Here Bice stopped, looked up from the sudden fervour of her working, threw back her head, and said nothing more.
"That Milady is—what?" the Contessa cried.
A laugh so joyous, so childish, that no one could have refused to be sympathetic, burst from Bice's lips. She gave her patroness a look of merriment and derision, in which there was something tender and sweet. "Milady is—sorry for me," she said.

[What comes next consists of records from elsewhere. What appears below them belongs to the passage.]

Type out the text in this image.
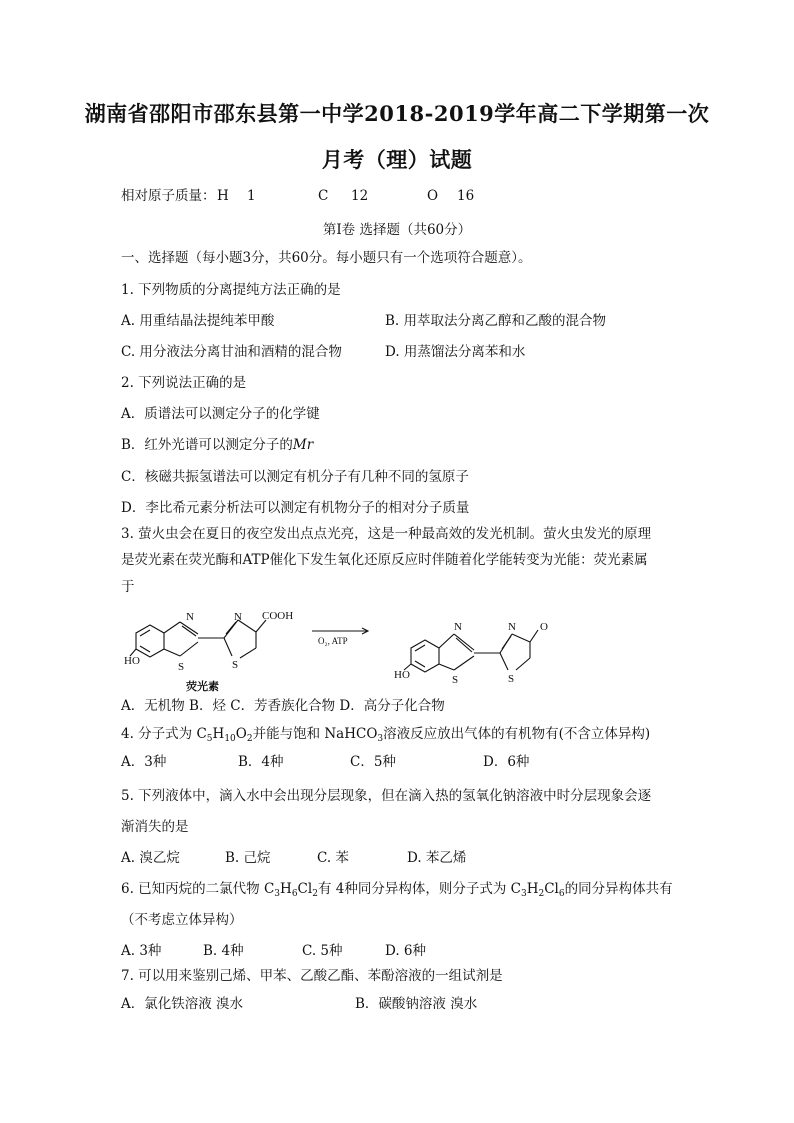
湖南省邵阳市邵东县第一中学2018-2019学年高二下学期第一次
月考（理）试题
相对原子质量： H 1	C 12	O 16
第Ⅰ卷 选择题（共60分）
一、选择题（每小题3分，共60分。每小题只有一个选项符合题意）。
1. 下列物质的分离提纯方法正确的是
A. 用重结晶法提纯苯甲酸	B. 用萃取法分离乙醇和乙酸的混合物
C. 用分液法分离甘油和酒精的混合物	D. 用蒸馏法分离苯和水
2. 下列说法正确的是
A．质谱法可以测定分子的化学键
B．红外光谱可以测定分子的Mr
C．核磁共振氢谱法可以测定有机分子有几种不同的氢原子
D．李比希元素分析法可以测定有机物分子的相对分子质量
3. 萤火虫会在夏日的夜空发出点点光亮，这是一种最高效的发光机制。萤火虫发光的原理
是荧光素在荧光酶和ATP催化下发生氧化还原反应时伴随着化学能转变为光能：荧光素属
于
HO
N
S
N
S
COOH
荧光素
O₂, ATP
HO
N
S
N
S
O
A．无机物 B．烃 C．芳香族化合物 D．高分子化合物
4. 分子式为 $C_5H_{10}O_2$并能与饱和 NaHCO$_3$溶液反应放出气体的有机物有(不含立体异构)
A．3种	B．4种	C．5种	D．6种
5. 下列液体中，滴入水中会出现分层现象，但在滴入热的氢氧化钠溶液中时分层现象会逐
渐消失的是
A. 溴乙烷	B. 己烷	C. 苯	D. 苯乙烯
6. 已知丙烷的二氯代物 $C_3H_6Cl_2$有 4种同分异构体，则分子式为 $C_3H_2Cl_6$的同分异构体共有
（不考虑立体异构）
A. 3种	B. 4种	C. 5种	D. 6种
7. 可以用来鉴别己烯、甲苯、乙酸乙酯、苯酚溶液的一组试剂是
A．氯化铁溶液 溴水	B．碳酸钠溶液 溴水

This speech had a strange effect upon the Contessa. She coloured, and the tears seemed to flood in a moment to her eyes. "Poor child!" she said—"poor child! She has reason. But that amuses you, Bice mia," she said, in a voice full of the softest caressing, looking at her through those sudden tears. The Contessa was an adventuress, and she had brought up this girl after her own traditions; but it was clear as they looked at each other that they loved each other. There was perfect confidence between them. Bice looked with fearless laughing eyes, and a sense of the absurdity of the fact that some one was sorry for her, into the face of her friend.